Reputation: 341
[EDIT] The problem is with the register(new ServiceBinder<>(MyService.class)); Jersey generates a warning and ignores the registration for all but the first one (Existing previous registration found for the type); it only considers the type-erased ServiceBinder class to decide there is a conflict. It looks like I need to use a more sophisticated version of register to get past that issue. [/EDIT]
In Jersey 1 I was able to use custom injectable providers to inject my objects into both class fields and method parameters, by extending LazySingletonInjectableProvider
I can't figure out how to port that pattern to Jersey 2 (with hk2 on Tomcat 7). I have read everything I could find on the topic, including Jersey custom method parameter injection with inbuild injection - but I don't want to use a custom annotation, and I am not trying to inject a request parameter.
[EDIT] I made the wrong assumption regarding what works and what doesn't:
[EDIT 2]: The InjectionResolver as described below actually doesn't work at all, I have removed it. Jersey already has a ContextInjectionResolver which presumably should take care of the @Context annotation.
I have created and registered an AbstractBinder, and with that class field injection works fine; however method parameter injection doesn't (the binder never gets invoked and the parameter remains null).
I have tried to bind an InjectionResolver but that didn't help either.

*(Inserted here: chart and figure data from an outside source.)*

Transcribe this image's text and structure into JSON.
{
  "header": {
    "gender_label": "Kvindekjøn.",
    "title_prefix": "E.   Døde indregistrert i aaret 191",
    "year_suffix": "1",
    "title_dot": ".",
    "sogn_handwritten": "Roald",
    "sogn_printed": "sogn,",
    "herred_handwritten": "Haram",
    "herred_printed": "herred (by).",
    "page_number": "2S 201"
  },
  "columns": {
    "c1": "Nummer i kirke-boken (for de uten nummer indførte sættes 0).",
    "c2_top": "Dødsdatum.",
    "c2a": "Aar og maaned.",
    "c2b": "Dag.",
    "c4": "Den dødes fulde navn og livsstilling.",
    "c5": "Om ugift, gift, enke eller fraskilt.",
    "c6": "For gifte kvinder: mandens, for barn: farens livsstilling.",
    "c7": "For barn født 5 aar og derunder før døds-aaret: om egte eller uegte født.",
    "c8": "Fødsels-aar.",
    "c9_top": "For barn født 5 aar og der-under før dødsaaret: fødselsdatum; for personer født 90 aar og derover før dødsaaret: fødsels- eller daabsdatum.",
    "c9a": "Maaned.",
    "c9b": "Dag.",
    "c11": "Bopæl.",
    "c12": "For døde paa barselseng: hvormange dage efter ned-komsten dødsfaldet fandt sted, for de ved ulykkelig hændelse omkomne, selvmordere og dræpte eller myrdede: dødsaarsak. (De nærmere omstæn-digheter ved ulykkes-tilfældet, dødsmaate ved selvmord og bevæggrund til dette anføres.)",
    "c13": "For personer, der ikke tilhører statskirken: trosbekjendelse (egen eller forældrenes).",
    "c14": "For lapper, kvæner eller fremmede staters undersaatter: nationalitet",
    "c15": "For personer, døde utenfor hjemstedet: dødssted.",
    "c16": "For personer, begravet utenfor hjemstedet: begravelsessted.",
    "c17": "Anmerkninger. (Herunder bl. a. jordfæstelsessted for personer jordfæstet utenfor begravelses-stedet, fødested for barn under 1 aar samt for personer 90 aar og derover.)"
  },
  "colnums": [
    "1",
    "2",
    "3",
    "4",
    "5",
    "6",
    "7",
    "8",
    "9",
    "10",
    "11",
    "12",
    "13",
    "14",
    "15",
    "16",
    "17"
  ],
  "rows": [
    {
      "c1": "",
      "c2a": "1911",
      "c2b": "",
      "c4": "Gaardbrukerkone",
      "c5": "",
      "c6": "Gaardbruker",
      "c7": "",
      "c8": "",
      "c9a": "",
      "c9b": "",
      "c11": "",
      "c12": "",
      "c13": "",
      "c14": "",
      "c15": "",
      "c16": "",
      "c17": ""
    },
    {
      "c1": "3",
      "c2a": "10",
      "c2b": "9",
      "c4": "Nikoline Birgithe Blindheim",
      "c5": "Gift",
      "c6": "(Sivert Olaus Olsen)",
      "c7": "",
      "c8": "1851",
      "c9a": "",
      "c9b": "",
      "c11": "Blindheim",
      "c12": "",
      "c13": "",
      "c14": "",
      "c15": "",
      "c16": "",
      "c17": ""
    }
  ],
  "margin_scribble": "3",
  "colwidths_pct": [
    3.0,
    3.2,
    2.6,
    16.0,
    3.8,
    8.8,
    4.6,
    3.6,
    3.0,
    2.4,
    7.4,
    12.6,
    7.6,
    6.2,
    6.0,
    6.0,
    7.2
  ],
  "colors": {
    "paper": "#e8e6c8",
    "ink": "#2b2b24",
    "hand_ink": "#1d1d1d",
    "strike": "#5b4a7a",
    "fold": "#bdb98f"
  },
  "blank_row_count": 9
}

Any suggestion on how to make this work would be greatly appreciated... here is the current code:
public class ServiceBinder<T> extends AbstractBinder
{
private final Factory<T> _factory;
private final Class<? extends T> _clazz;
public OsgiServiceBinder(Class<T> clazz)
{
_factory = new ServiceFactory<>(clazz);
_clazz = clazz;
}
protected void configure()
{
bindFactory(_factory).to(_clazz); //.in(RequestScoped.class);
bind(ServiceInjectionResolver.class)
.to(new TypeLiteral<InjectionResolver<Context>>() { })
.in(PerLookup.class);
}
}
public class ServiceInjectionResolver<T> implements InjectionResolver<Context>
{
private Class<T> _clazz;
public OsgiServiceInjectionResolver(Class<T> clazz)
{
_clazz = clazz;
}
public Object resolve(Injectee injectee, ServiceHandle<?> root)
{
if (_clazz.getCanonicalName().equals(injectee.getRequiredType().getTypeName())) {
return Framework.getService(_clazz);
}
return null;
}
public boolean isConstructorParameterIndicator()
{
return false;
}
public boolean isMethodParameterIndicator()
{
return true;
}
}
public class MyApplication extends Application
{
public MyApplication()
{
registerClasses(<resource classes>);
register(new ServiceBinder<>(MyService.class));
}
}
@Path("/schedules")
public class SchedulesResource
{
@Context UriInfo _uriInfo;
// This injection works fine, _service1 is properly initialized
@Context MyService _service1;
@PUT
@Consumes({MediaType.APPLICATION_JSON})
@Path("{jobGroup}/{jobName}")
public Response putSchedule(@Context MyService service2,
...)
{
// The injection of service2 doesn't work...
}
}
public class ServiceFactory<T> implements Factory<T>
{
private Class<T> _clazz;
protected ServiceFactory(Class<T> clazz)
{
_clazz = clazz;
}
public T provide()
{
return Framework.getService(_clazz);
}
}
public void dispose(T t)
{
}
}
pok
Upvotes: 0
Views: 857
Reputation: 341
The problem was actually with Jersey component registrations. Even though I was registering binder instances, Jersey was checking the class (ServiceBinder) and discarding all but the first registration (WARN: existing registration found for the type).
This seems a bit bogus given I am registering instances, and I wish Jersey would fail with an error rather than log a warning when failing to register a component, but the solution is to simply change the registration pattern slightly:
// Doesn't work
register(new ServiceBinder<>(MyService1.class));
register(new ServiceBinder<>(MyService2.class));
// Works like a charm
register(new ServiceBinder(MyService1.class, MyService2.class));
where obviously the ServiceBinder is adjusted to call bindFactory for each supplied service.